Biological properties such as chemokine receptor tropism might differentiate mucosa-derived viruses from those isolated from other tissues and blood. Changes in the diversity of the viral envelope gene underlie changes in cellular tropism, coreceptor usage, and immune system evasion and therefore may determine the ability to infect and spread within cells in a given anatomic compartment (11
). Compartmental differences in viral phenotype have been described in various tissues, including lymph nodes, spleen, bone marrow, kidney, liver, testes, lung, and brain (25
). Al-Mulla et al. showed that virus isolated from the gastrointestinal mucosa and blood may differ phenotypically in terms of syncytium induction (2
), although these authors did not specifically examine chemokine receptor tropism. While most studies have suggested independent tissue-specific evolution, one study did show restricted sequence variability in the HIV env
gene among different tissues that included the colonic mucosa. We found that chemokine receptor usage and tropism did not differ between viral isolates from the mucosal and PBMC compartments. This may be explained by the similar chemokine receptor expression of the cells that were infected in both compartments. In addition, in tissues, such as the gastrointestinal mucosa, where trafficking of lymphocytes is common, equalization of viral quasispecies between compartments may occur (13
The results that we present may have important therapeutic implications.

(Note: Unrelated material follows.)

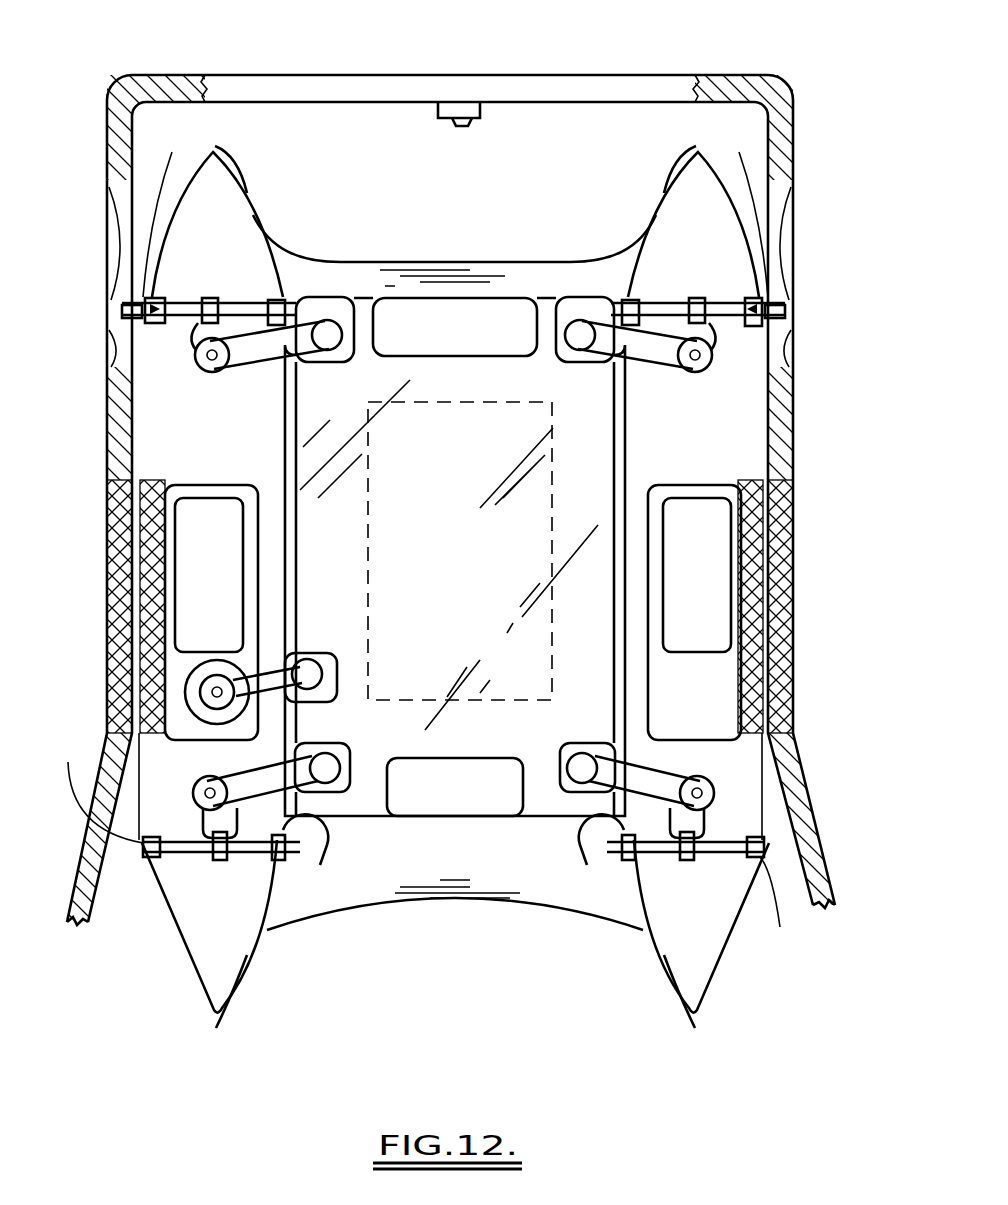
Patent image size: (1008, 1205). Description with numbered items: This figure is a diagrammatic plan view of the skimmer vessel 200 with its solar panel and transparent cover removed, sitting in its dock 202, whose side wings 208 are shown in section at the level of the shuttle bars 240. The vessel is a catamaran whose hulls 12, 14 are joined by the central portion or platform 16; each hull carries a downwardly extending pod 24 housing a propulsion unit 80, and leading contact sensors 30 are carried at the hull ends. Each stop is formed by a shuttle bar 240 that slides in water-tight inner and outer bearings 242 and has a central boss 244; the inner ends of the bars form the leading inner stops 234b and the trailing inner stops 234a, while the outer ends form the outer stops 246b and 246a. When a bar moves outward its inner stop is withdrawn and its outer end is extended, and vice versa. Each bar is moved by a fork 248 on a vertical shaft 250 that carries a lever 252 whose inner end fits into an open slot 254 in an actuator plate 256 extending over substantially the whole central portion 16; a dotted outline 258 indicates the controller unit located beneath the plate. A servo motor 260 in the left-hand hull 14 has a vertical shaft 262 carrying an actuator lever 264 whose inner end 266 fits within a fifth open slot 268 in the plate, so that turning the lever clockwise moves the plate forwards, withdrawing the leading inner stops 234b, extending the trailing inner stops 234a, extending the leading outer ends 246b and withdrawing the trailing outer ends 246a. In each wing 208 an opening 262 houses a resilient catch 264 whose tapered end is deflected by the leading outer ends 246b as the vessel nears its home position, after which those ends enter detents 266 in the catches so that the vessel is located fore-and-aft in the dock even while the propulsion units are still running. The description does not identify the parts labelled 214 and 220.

While the results of our in vitro assessments may not adequately mimic or reliably predict the biological complexity found in an HIV-infected person, these findings do suggest that further study of HIV immunopathogenesis in the mucosal compartment is necessary. Given the enhanced infection of mucosal lymphoid cells by HIV infection, perhaps therapies should be directed specifically toward this important compartment. Efforts to suppress mucosal inflammation could potentially decrease recruitment of CCR5+ CD4+ lymphocytes to the mucosa. Suppression of mucosal inflammation might decrease HIV replication in HIV-infected cells. Future work should further compare the activation state of the dual chemokine receptor-expressing cells in the blood and mucosa to determine whether a higher state of cellular activation accounts for the greater HIV-1 replication in MMCs. Additional experiments could also determine whether the CCR5+ CXCR4+ PBMCs home to, or derive from, the gastrointestinal mucosa.